La grossa schiena coperta dal frac rosso, lucido, che quell'uomo indossava tutte le sere ai grandi spettacoli circensi, stonava con quel pianoforte.
Le braccia , le gambe, le teste, i corpi mozzati al suolo, lacerati nella carne e nello spirito, stonavano con quel tendone.
Il pianista si voltò lentamente, guadandosi attorno, sfoggiando il migliore dei suoi sorrisi incorniciato dai grandi baffi color miele arricciati sulle punte. Gli occhi gli brillavano di gioia: quello era il migliore degli spettacoli che avesse mai visto, preparato, mostrato.
Le dita cominciarono a muoversi più velocemente, in modo più grottesco, più feroce, senza però perdere quella melodia, quella sinfonia che entrava nella testa e non usciva mai più, che faceva urlare, che faceva impazzire.
William gridava da dietro le sbarre della sua gabbia. Urlava a scuarciagola lo stesso nome, in continuazione, in continuazione, come un disco rotto, essendo perfettamente conscio che quella testa incorniciata da tante treccine bionde non si sarebbe alzata, che i grandi occhi color ametista non lo avrebbero guardato, che quella voce dolce, scherzosa, non sarebbe uscita dalle labbra sottili, color ciliegia.
Mai più.
Le mani tremanti del bambino erano arpionate al ferro freddo e arrugginito della sua cella che lo separava da Cassandra, che gli aveva impedito di salvarla o, almeno, di aiutarla. Attorcigliata alle dita ricoperte di tagli, una catenina d'oro pendeva nel vuoto, tintinnando di tanto in tanto contro le sbarre. Un'altra stonatura, quel tinntinnio, che alle orecchie del piccolo sembrava sovrastare le note del piano e rimbombare con ferocia contro le morbide pareti di stoffa del tendone.
Cos'era successo? Quand'era successo? Perché era successo?
Queste domande martellavano la testa di William assieme al nome di Cassandra, ripetuto all'infinito, urlato fino a perdere la voce, aggiungendo altre lacrime a quelle che gli stavano già rigando le guance, che rotolavano calde e veloci sulla pelle liscia color cera, cariche di rabbia, di dolore, di orrore.
Quando l'uomo non sentì più nessun grido, colpì la tastiera con un pugno e si voltò verso la gabbia, furioso.

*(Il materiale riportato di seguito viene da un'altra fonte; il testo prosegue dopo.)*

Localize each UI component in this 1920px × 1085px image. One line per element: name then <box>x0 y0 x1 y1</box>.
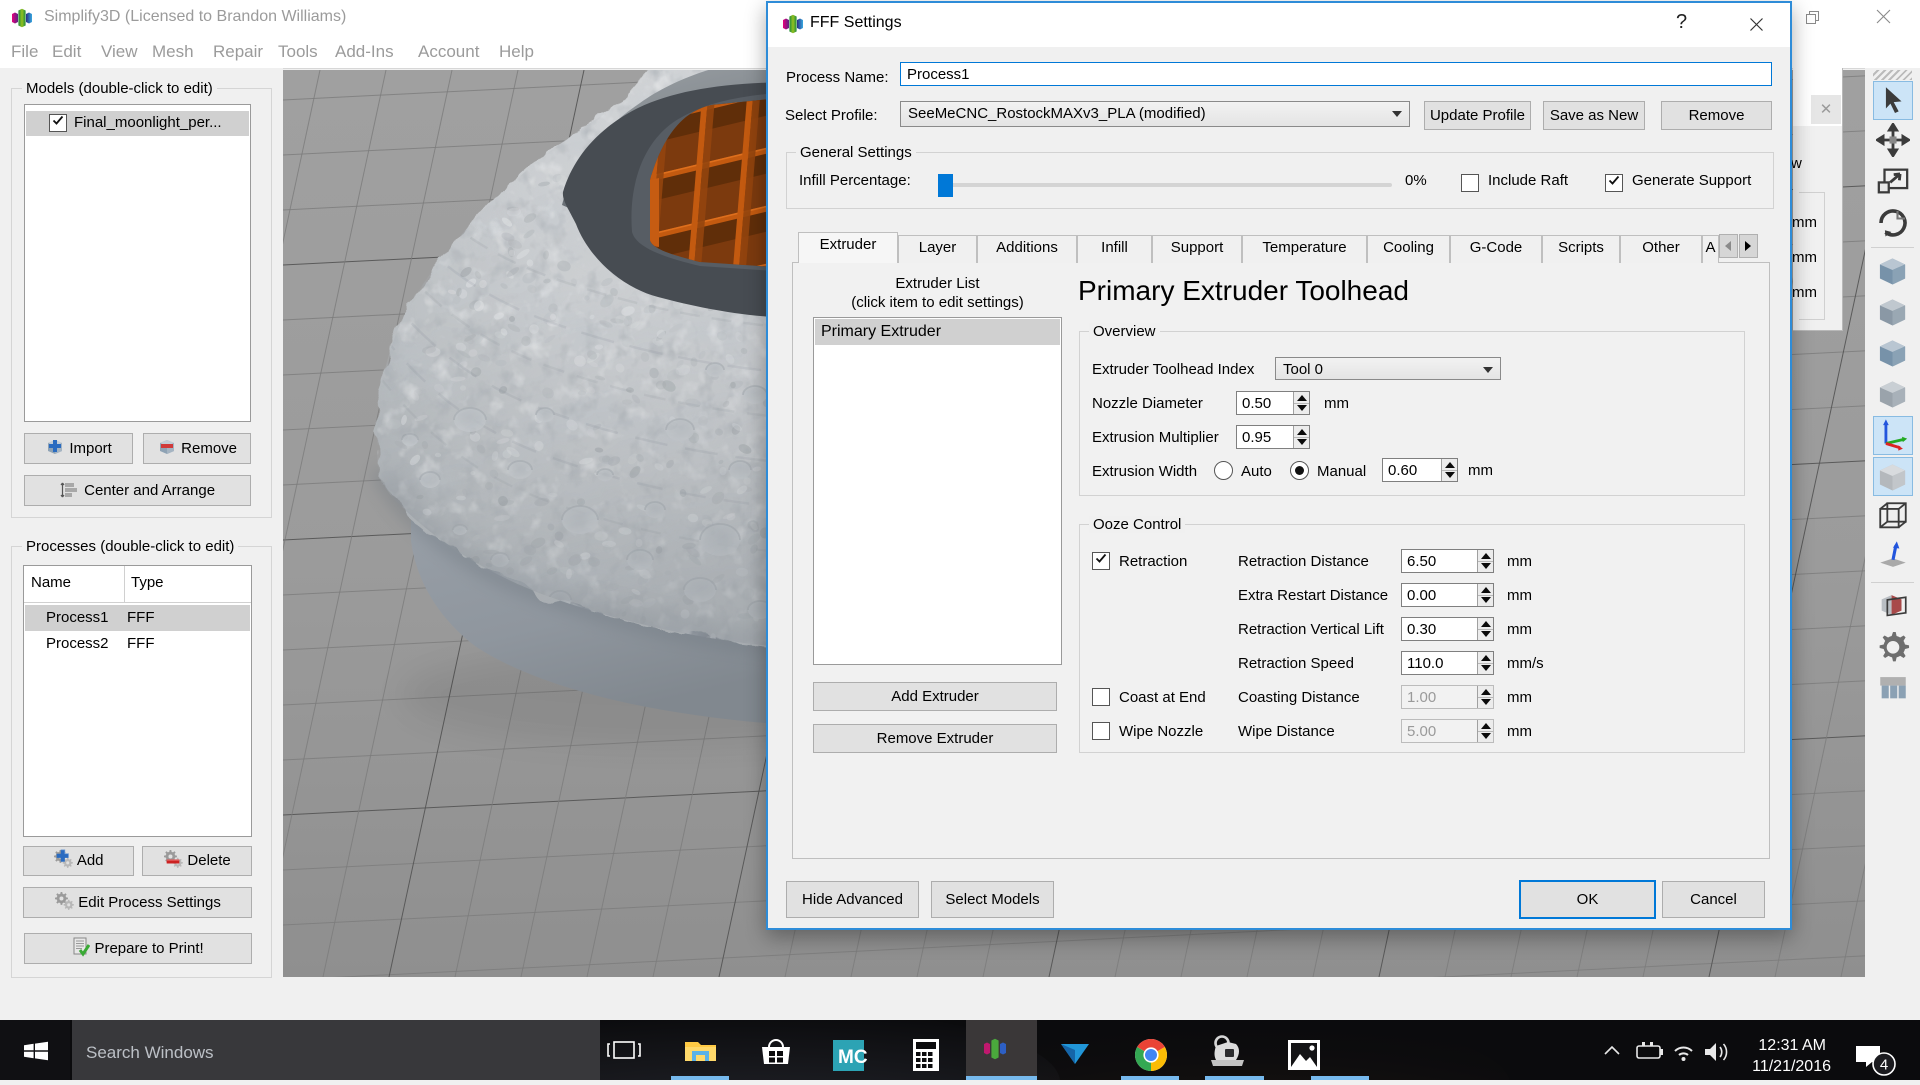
svg-text:Search Windows: Search Windows <box>86 1043 214 1062</box>
svg-text:MC: MC <box>838 1047 868 1068</box>
svg-text:11/21/2016: 11/21/2016 <box>1752 1058 1831 1075</box>
svg-text:12:31 AM: 12:31 AM <box>1758 1037 1826 1054</box>
svg-text:4: 4 <box>1880 1057 1888 1074</box>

- Continua! Perché hai smesso?! - abbaiò, sferrando un secondo pugno sulla tastiera.

Si alzò di scatto, rovesciando il piccolo sgabello bianco, raggiunse la cella del bambino e, oltrepassando le sbarre con una di quella mani giganti agghindate con anelli d'oro, d'argento e pietre preziose, gli afferrò la camicia lacera e lo sollevò da terra.

- Perché hai smesso?! - urlò ancora.

Will era terrorizzato, perfettamente lucido che ogni traccia di umanità era sparita dal senno del signor Phips ormai da tempo, permettendo ad un essere feroce, iracondo, assetato di paura e grida, di controllarlo, di dominarlo.
Con un gesto brusco, l'uomo gettò a terra il bambino e si allontanò dalla gabbia, ridendo.

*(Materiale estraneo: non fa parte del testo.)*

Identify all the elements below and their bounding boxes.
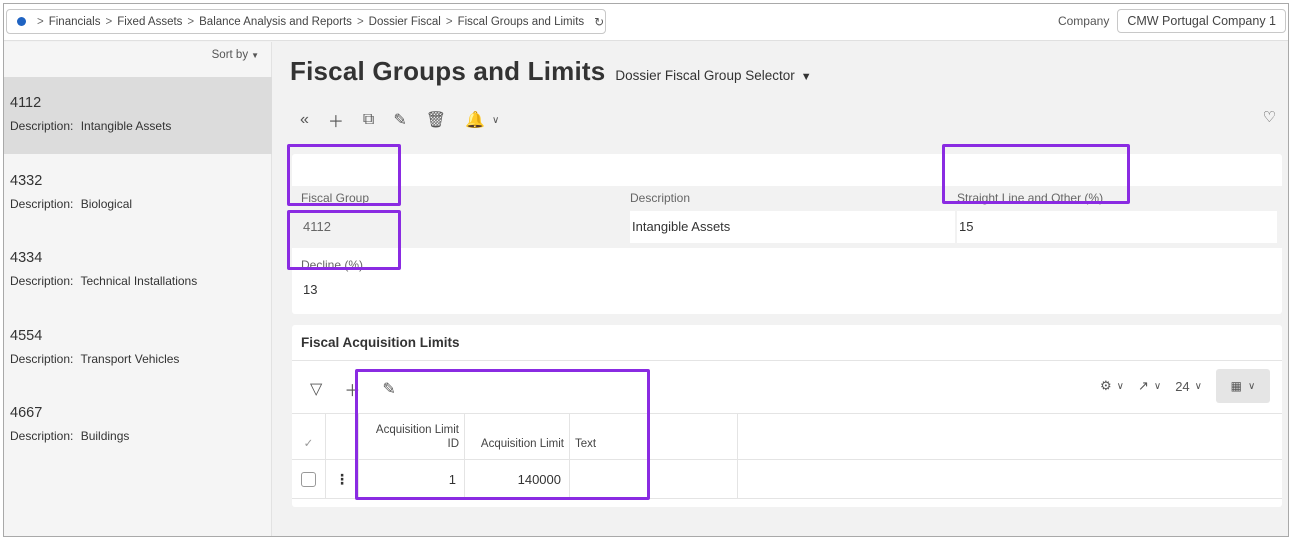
- delete-icon[interactable]: 🗑: [426, 110, 446, 130]
- caret-down-icon: ▼: [251, 51, 259, 60]
- breadcrumb-separator: >: [37, 15, 44, 28]
- duplicate-icon[interactable]: ⧉: [363, 111, 374, 129]
- breadcrumb-separator: >: [356, 15, 364, 28]
- caret-down-icon: ▼: [800, 71, 812, 83]
- select-all-icon[interactable]: ✓: [292, 414, 326, 459]
- section-title: Fiscal Acquisition Limits: [301, 335, 460, 350]
- collapse-list-icon[interactable]: «: [300, 111, 309, 129]
- favorite-heart-icon[interactable]: ♡: [1263, 108, 1276, 126]
- breadcrumb: > Financials > Fixed Assets > Balance An…: [6, 9, 606, 34]
- cell-acquisition-limit-id: 1: [359, 460, 465, 498]
- breadcrumb-item[interactable]: Fixed Assets: [117, 16, 182, 28]
- column-header-acquisition-limit-id[interactable]: Acquisition Limit ID: [359, 414, 465, 459]
- company-label: Company: [1057, 14, 1110, 28]
- chevron-down-icon[interactable]: ∨: [492, 115, 499, 126]
- straight-line-value[interactable]: 15: [957, 211, 1277, 243]
- list-item[interactable]: 4112 Description: Intangible Assets: [4, 77, 272, 154]
- page-title: Fiscal Groups and Limits: [290, 56, 606, 86]
- settings-gear-icon[interactable]: ⚙: [1100, 378, 1112, 394]
- divider: [292, 360, 1282, 361]
- title-row: Fiscal Groups and Limits Dossier Fiscal …: [290, 56, 812, 87]
- sort-by-label: Sort by: [211, 49, 249, 61]
- list-item-code: 4554: [10, 328, 43, 344]
- list-item[interactable]: 4332 Description: Biological: [4, 155, 272, 232]
- edit-icon[interactable]: ✎: [393, 110, 406, 130]
- fiscal-group-value: 4112: [303, 219, 331, 234]
- breadcrumb-item[interactable]: Dossier Fiscal: [369, 16, 441, 28]
- fiscal-group-label: Fiscal Group: [301, 191, 370, 205]
- list-item[interactable]: 4334 Description: Technical Installation…: [4, 232, 272, 309]
- table-row[interactable]: ⋮ 1 140000: [292, 459, 1282, 499]
- breadcrumb-separator: >: [105, 15, 113, 28]
- add-icon[interactable]: ＋: [328, 108, 344, 132]
- filter-icon[interactable]: ▽: [310, 379, 322, 399]
- list-item-code: 4667: [10, 405, 43, 421]
- decline-field: Decline (%) 13: [301, 258, 621, 306]
- kebab-menu-icon[interactable]: ⋮: [326, 460, 359, 498]
- chevron-down-icon[interactable]: ∨: [1195, 381, 1202, 392]
- record-toolbar: « ＋ ⧉ ✎ 🗑 🔔 ∨: [300, 108, 499, 132]
- breadcrumb-separator: >: [445, 15, 453, 28]
- header-card: Fiscal Group 4112 Description Intangible…: [292, 154, 1282, 314]
- list-item-description: Description: Biological: [10, 197, 133, 211]
- list-item[interactable]: 4554 Description: Transport Vehicles: [4, 310, 272, 387]
- list-item-code: 4334: [10, 250, 43, 266]
- breadcrumb-item[interactable]: Balance Analysis and Reports: [199, 16, 352, 28]
- description-value[interactable]: Intangible Assets: [630, 211, 955, 243]
- company-value[interactable]: CMW Portugal Company 1: [1117, 9, 1286, 33]
- grid-options: ⚙ ∨ ↗ ∨ 24 ∨ ▦ ∨: [1100, 369, 1270, 403]
- refresh-icon[interactable]: ↻: [594, 15, 604, 29]
- bell-icon[interactable]: 🔔: [465, 110, 485, 130]
- chevron-down-icon: ∨: [1248, 380, 1256, 392]
- chevron-down-icon[interactable]: ∨: [1117, 381, 1124, 392]
- list-item-description: Description: Technical Installations: [10, 274, 198, 288]
- cell-acquisition-limit: 140000: [465, 460, 570, 498]
- list-item-code: 4112: [10, 95, 42, 111]
- breadcrumb-separator: >: [187, 15, 195, 28]
- row-menu-header: [326, 414, 359, 459]
- table-icon: ▦: [1230, 379, 1242, 393]
- decline-label: Decline (%): [301, 258, 364, 272]
- export-icon[interactable]: ↗: [1138, 378, 1149, 394]
- straight-line-field: Straight Line and Other (%) 15: [957, 191, 1277, 243]
- edit-icon[interactable]: ✎: [382, 379, 395, 399]
- list-item-description: Description: Intangible Assets: [10, 119, 172, 133]
- list-item-description: Description: Buildings: [10, 429, 130, 443]
- company-selector: Company CMW Portugal Company 1: [1058, 9, 1286, 33]
- straight-line-label: Straight Line and Other (%): [957, 191, 1104, 205]
- cell-text: [570, 460, 738, 498]
- column-header-acquisition-limit[interactable]: Acquisition Limit: [465, 414, 570, 459]
- list-item-code: 4332: [10, 173, 43, 189]
- decline-value[interactable]: 13: [301, 274, 621, 306]
- record-list: Sort by ▼ 4112 Description: Intangible As…: [4, 42, 272, 536]
- add-icon[interactable]: ＋: [344, 377, 360, 401]
- sort-by-button[interactable]: Sort by ▼: [212, 49, 259, 61]
- table-view-button[interactable]: ▦ ∨: [1216, 369, 1270, 403]
- navigator-dot-icon[interactable]: [17, 17, 26, 26]
- acquisition-limits-card: Fiscal Acquisition Limits ▽ ＋ ✎ ⚙ ∨ ↗ ∨ …: [292, 325, 1282, 507]
- app-frame: > Financials > Fixed Assets > Balance An…: [3, 3, 1289, 537]
- grid-toolbar: ▽ ＋ ✎: [310, 377, 396, 401]
- description-label: Description: [630, 191, 691, 205]
- chevron-down-icon[interactable]: ∨: [1154, 381, 1161, 392]
- breadcrumb-item: Fiscal Groups and Limits: [457, 15, 585, 28]
- breadcrumb-item[interactable]: Financials: [49, 16, 101, 28]
- column-header-text[interactable]: Text: [570, 414, 738, 459]
- page-size-value[interactable]: 24: [1175, 379, 1189, 394]
- list-item-description: Description: Transport Vehicles: [10, 352, 180, 366]
- row-checkbox[interactable]: [292, 460, 326, 498]
- main-content: Fiscal Groups and Limits Dossier Fiscal …: [272, 42, 1288, 536]
- fiscal-group-field: Fiscal Group 4112: [301, 191, 626, 243]
- list-item[interactable]: 4667 Description: Buildings: [4, 387, 272, 464]
- top-bar: > Financials > Fixed Assets > Balance An…: [4, 4, 1288, 41]
- table-header: ✓ Acquisition Limit ID Acquisition Limit…: [292, 413, 1282, 459]
- limits-table: ✓ Acquisition Limit ID Acquisition Limit…: [292, 413, 1282, 499]
- group-selector-dropdown[interactable]: Dossier Fiscal Group Selector ▼: [615, 68, 811, 83]
- description-field: Description Intangible Assets: [630, 191, 955, 243]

- Lo so, lo so come fare! So come farti urlare ancora, ancora e ancora! -

Il piccolo si alzò cautamente, singhiozzando, sporgendosi per quel che poteva dalle sbarre, stringendole di nuovo fra le mani, asciugandosi gli occhi annebbiati dalle lacrime con le maniche della camicia, e osservò il signor Phips. Quel corpo minuto si pietrificò in un istante, le orbite si spalancarono, qualsiasi suono gli si bloccò nella gola: tenendo strette in quel pugno gigante le treccine bionde, l'uomo aveva sollevato la testa mozzata di Cassandra, mentre un sorriso di pura follia si allargava sul volto di quel folle.

- Guarda qua, guarda qua~ -

La mano cominciò a muoversi lentamente, facendo dondolare la testa della bambina come un pendolo vicino, troppo, troppo vicino, ad uno spigolo del pianoforte bianco.
Will sporse la mano da cui pendeva la catenina verso l'uomo.

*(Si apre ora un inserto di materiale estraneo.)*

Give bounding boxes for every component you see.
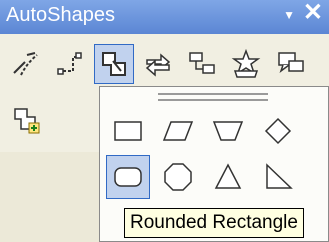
basic-shapes-button[interactable] [94, 44, 134, 84]
title-bar[interactable]: AutoShapes ▼ ✕ [0, 0, 329, 34]
more-autoshapes-icon [14, 108, 40, 134]
trapezoid-shape[interactable] [206, 109, 250, 153]
diamond-icon [264, 117, 292, 145]
stars-banners-icon [231, 49, 261, 78]
autoshapes-toolbar [0, 34, 329, 93]
toolbar-options-icon[interactable]: ▼ [283, 9, 295, 21]
lines-button[interactable] [6, 44, 46, 84]
trapezoid-icon [212, 121, 244, 141]
octagon-shape[interactable] [156, 155, 200, 199]
callouts-button[interactable] [270, 44, 310, 84]
close-icon[interactable]: ✕ [303, 1, 323, 25]
window-title: AutoShapes [6, 4, 115, 26]
flowchart-icon [189, 52, 215, 74]
autoshapes-toolbar-row2 [0, 92, 100, 152]
basic-shapes-icon [102, 52, 126, 76]
rounded-rectangle-shape[interactable] [106, 155, 150, 199]
right-triangle-icon [266, 163, 293, 189]
connectors-button[interactable] [50, 44, 90, 84]
connectors-icon [57, 52, 82, 75]
more-autoshapes-button[interactable] [6, 100, 46, 140]
block-arrows-button[interactable] [138, 44, 178, 84]
rounded-rectangle-icon [114, 167, 142, 187]
right-triangle-shape[interactable] [256, 155, 300, 199]
rectangle-icon [114, 121, 142, 141]
rectangle-shape[interactable] [106, 109, 150, 153]
flowchart-button[interactable] [182, 44, 222, 84]
octagon-icon [164, 163, 192, 191]
isosceles-triangle-shape[interactable] [206, 155, 250, 199]
stars-banners-button[interactable] [226, 44, 266, 84]
callouts-icon [278, 52, 304, 74]
block-arrows-icon [145, 53, 171, 77]
diamond-shape[interactable] [256, 109, 300, 153]
palette-drag-handle[interactable] [158, 93, 268, 101]
isosceles-triangle-icon [214, 163, 242, 189]
lines-icon [13, 52, 38, 76]
background-pane [0, 152, 100, 242]
parallelogram-shape[interactable] [156, 109, 200, 153]
parallelogram-icon [162, 121, 194, 141]
shape-tooltip: Rounded Rectangle [124, 208, 304, 238]
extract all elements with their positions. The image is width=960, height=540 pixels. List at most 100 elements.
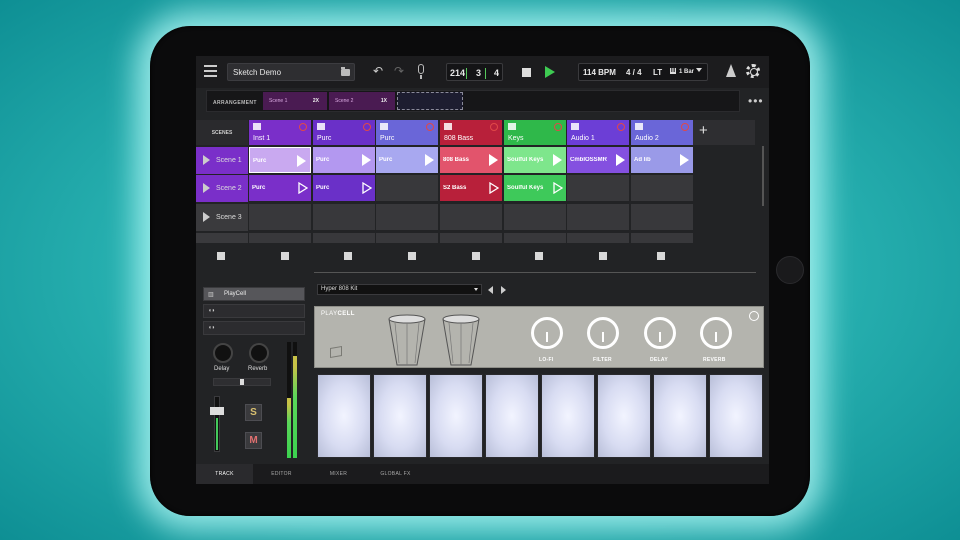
scene-launch-button[interactable]: [196, 233, 248, 243]
track-stop-button[interactable]: [217, 252, 225, 260]
metronome-icon[interactable]: [726, 64, 736, 77]
empty-clip-slot[interactable]: [631, 233, 693, 243]
menu-icon[interactable]: [204, 65, 217, 77]
empty-clip-slot[interactable]: [376, 233, 438, 243]
track-stop-button[interactable]: [344, 252, 352, 260]
empty-clip-slot[interactable]: [504, 204, 566, 230]
scene-launch-button[interactable]: Scene 1: [196, 147, 248, 174]
scene-launch-button[interactable]: Scene 2: [196, 175, 248, 202]
empty-clip-slot[interactable]: [440, 233, 502, 243]
track-header[interactable]: 808 Bass: [440, 120, 502, 145]
empty-clip-slot[interactable]: [567, 233, 629, 243]
clip[interactable]: 808 Bass: [440, 147, 502, 173]
clip[interactable]: Purc: [313, 147, 375, 173]
track-header[interactable]: Keys: [504, 120, 566, 145]
clip[interactable]: Purc: [313, 175, 375, 201]
reverb-send-knob[interactable]: [249, 343, 269, 363]
filter-knob[interactable]: [587, 317, 619, 349]
tab-editor[interactable]: EDITOR: [253, 464, 310, 484]
delay-knob[interactable]: [644, 317, 676, 349]
clip[interactable]: Purc: [249, 175, 311, 201]
track-stop-button[interactable]: [408, 252, 416, 260]
folder-icon[interactable]: [341, 67, 350, 76]
drum-pad[interactable]: [485, 374, 539, 458]
drum-pad[interactable]: [373, 374, 427, 458]
clip[interactable]: CmbIOSSMR: [567, 147, 629, 173]
clip[interactable]: Soulful Keys: [504, 175, 566, 201]
mute-button[interactable]: M: [245, 432, 262, 449]
pan-slider[interactable]: [213, 378, 271, 386]
clip[interactable]: Soulful Keys: [504, 147, 566, 173]
previous-preset-icon[interactable]: [488, 286, 493, 294]
volume-fader-handle[interactable]: [210, 407, 224, 415]
empty-clip-slot[interactable]: [376, 204, 438, 230]
track-stop-button[interactable]: [535, 252, 543, 260]
empty-clip-slot[interactable]: [249, 233, 311, 243]
empty-clip-slot[interactable]: [567, 175, 629, 201]
drum-pad[interactable]: [429, 374, 483, 458]
track-stop-button[interactable]: [657, 252, 665, 260]
empty-clip-slot[interactable]: [313, 204, 375, 230]
lofi-knob[interactable]: [531, 317, 563, 349]
cube-icon[interactable]: [330, 345, 342, 359]
clip[interactable]: S2 Bass: [440, 175, 502, 201]
reverb-knob[interactable]: [700, 317, 732, 349]
empty-clip-slot[interactable]: [440, 204, 502, 230]
track-stop-button[interactable]: [599, 252, 607, 260]
gear-icon[interactable]: [746, 64, 760, 78]
track-header[interactable]: Audio 1: [567, 120, 629, 145]
track-stop-button[interactable]: [472, 252, 480, 260]
solo-button[interactable]: S: [245, 404, 262, 421]
empty-clip-slot[interactable]: [504, 233, 566, 243]
empty-clip-slot[interactable]: [376, 175, 438, 201]
track-header[interactable]: Purc: [376, 120, 438, 145]
drum-pad[interactable]: [541, 374, 595, 458]
tab-global-fx[interactable]: GLOBAL FX: [367, 464, 424, 484]
record-arm-icon[interactable]: [617, 123, 625, 131]
empty-clip-slot[interactable]: [567, 204, 629, 230]
arrangement-selection[interactable]: [397, 92, 463, 110]
record-arm-icon[interactable]: [554, 123, 562, 131]
drum-pad[interactable]: [597, 374, 651, 458]
empty-clip-slot[interactable]: [249, 204, 311, 230]
more-options-icon[interactable]: •••: [748, 94, 764, 108]
kit-select[interactable]: Hyper 808 Kit: [317, 284, 482, 295]
arrangement-strip[interactable]: ARRANGEMENT Scene 1 2X Scene 2 1X: [206, 90, 740, 112]
record-arm-icon[interactable]: [490, 123, 498, 131]
drum-pad[interactable]: [653, 374, 707, 458]
play-button[interactable]: [545, 66, 555, 78]
empty-clip-slot[interactable]: [313, 233, 375, 243]
record-arm-icon[interactable]: [363, 123, 371, 131]
arrangement-segment[interactable]: Scene 1 2X: [263, 92, 327, 110]
arrangement-segment[interactable]: Scene 2 1X: [329, 92, 395, 110]
track-stop-button[interactable]: [281, 252, 289, 260]
clip[interactable]: Purc: [376, 147, 438, 173]
record-arm-icon[interactable]: [426, 123, 434, 131]
track-device-slot[interactable]: ◖◗: [203, 304, 305, 318]
drum-pad[interactable]: [709, 374, 763, 458]
track-device-playcell[interactable]: ▥ PlayCell: [203, 287, 305, 301]
record-arm-icon[interactable]: [299, 123, 307, 131]
project-name-field[interactable]: Sketch Demo: [227, 63, 355, 81]
track-header[interactable]: Purc: [313, 120, 375, 145]
track-header[interactable]: Inst 1: [249, 120, 311, 145]
microphone-icon[interactable]: [418, 64, 424, 79]
tempo-display[interactable]: 114 BPM 4 / 4 LT III 1 Bar: [578, 63, 708, 81]
scene-launch-button[interactable]: Scene 3: [196, 204, 248, 231]
undo-icon[interactable]: ↶: [373, 64, 383, 78]
scrollbar[interactable]: [762, 146, 764, 206]
clip[interactable]: Ad lib: [631, 147, 693, 173]
empty-clip-slot[interactable]: [631, 175, 693, 201]
redo-icon[interactable]: ↷: [394, 64, 404, 78]
drum-pad[interactable]: [317, 374, 371, 458]
tab-track[interactable]: TRACK: [196, 464, 253, 484]
home-button[interactable]: [776, 256, 804, 284]
add-track-button[interactable]: +: [693, 120, 755, 145]
clip[interactable]: Purc: [249, 147, 311, 173]
delay-send-knob[interactable]: [213, 343, 233, 363]
record-arm-icon[interactable]: [681, 123, 689, 131]
track-header[interactable]: Audio 2: [631, 120, 693, 145]
track-device-slot[interactable]: ◖◗: [203, 321, 305, 335]
position-display[interactable]: 214 3 4: [446, 63, 503, 81]
power-icon[interactable]: [749, 311, 759, 321]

- Non farlo... - sussurrò con voce roca.

Più che la pericolosa vicinanza della testa allo spigolo del pianoforte, era quello che passava nella mente di quell'uomo a terrorizzarlo.

- Non farlo...! - sentiva la gola bruciargli mentre lo implorava di fermarsi.

Un pensiero sussurrato con voce suadente da una bestia priva di ragione, in cerca del proprio puro piacere.

- Non farlo! - lo pregò ancora, più forte.

Una bestia che, sapeva, non si sarebbe mai fermata.

- NON FARLO! - urlò con tutto il fiato che aveva in gola, ma Phips scaraventò con forza disumana la testa contro lo spigolo, sporcando di rosso quel pianoforte bianco, piantandola lì.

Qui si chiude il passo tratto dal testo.